Glucocorticoid Tapering Strategy

Taper glucocorticoids to ≤7.5 mg/day prednisone as the definition of remission. 1

• Glucocorticoid-related toxicity is particularly problematic in EGPA due to high cumulative exposure 1
• Most patients cannot discontinue glucocorticoids entirely due to glucocorticoid-dependent asthma 5
• Mepolizumab is the most effective glucocorticoid-sparing agent, demonstrated in the MIRRA trial 1

Alternative Dosing Consideration

Emerging evidence suggests mepolizumab 100 mg every 4 weeks may be sufficient for some patients with predominantly respiratory manifestations, though 300 mg remains the FDA-approved dose 4, 6. This lower dose achieved comparable clinical efficacy in case series but requires further validation 6.

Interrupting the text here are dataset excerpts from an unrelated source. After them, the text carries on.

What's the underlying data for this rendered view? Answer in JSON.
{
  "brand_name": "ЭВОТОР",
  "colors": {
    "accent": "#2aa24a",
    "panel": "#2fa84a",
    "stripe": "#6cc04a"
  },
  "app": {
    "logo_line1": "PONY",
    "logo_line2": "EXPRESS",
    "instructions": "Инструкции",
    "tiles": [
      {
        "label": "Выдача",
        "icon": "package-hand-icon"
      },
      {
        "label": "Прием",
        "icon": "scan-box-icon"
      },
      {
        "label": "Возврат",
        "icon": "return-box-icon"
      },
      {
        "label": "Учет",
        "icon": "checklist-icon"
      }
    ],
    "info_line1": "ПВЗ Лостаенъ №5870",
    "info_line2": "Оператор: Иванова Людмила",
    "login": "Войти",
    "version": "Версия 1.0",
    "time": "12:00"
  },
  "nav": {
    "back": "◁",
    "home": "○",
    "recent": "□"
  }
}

Rescue Therapy for Refractory Cardiac Involvement

High-dose IV immunoglobulin (2 g/kg every 4 weeks) can be considered for cardiac involvement not responsive to standard immunosuppression, though evidence is limited to case reports 7. This is particularly relevant when conventional therapy fails to improve left ventricular function 7.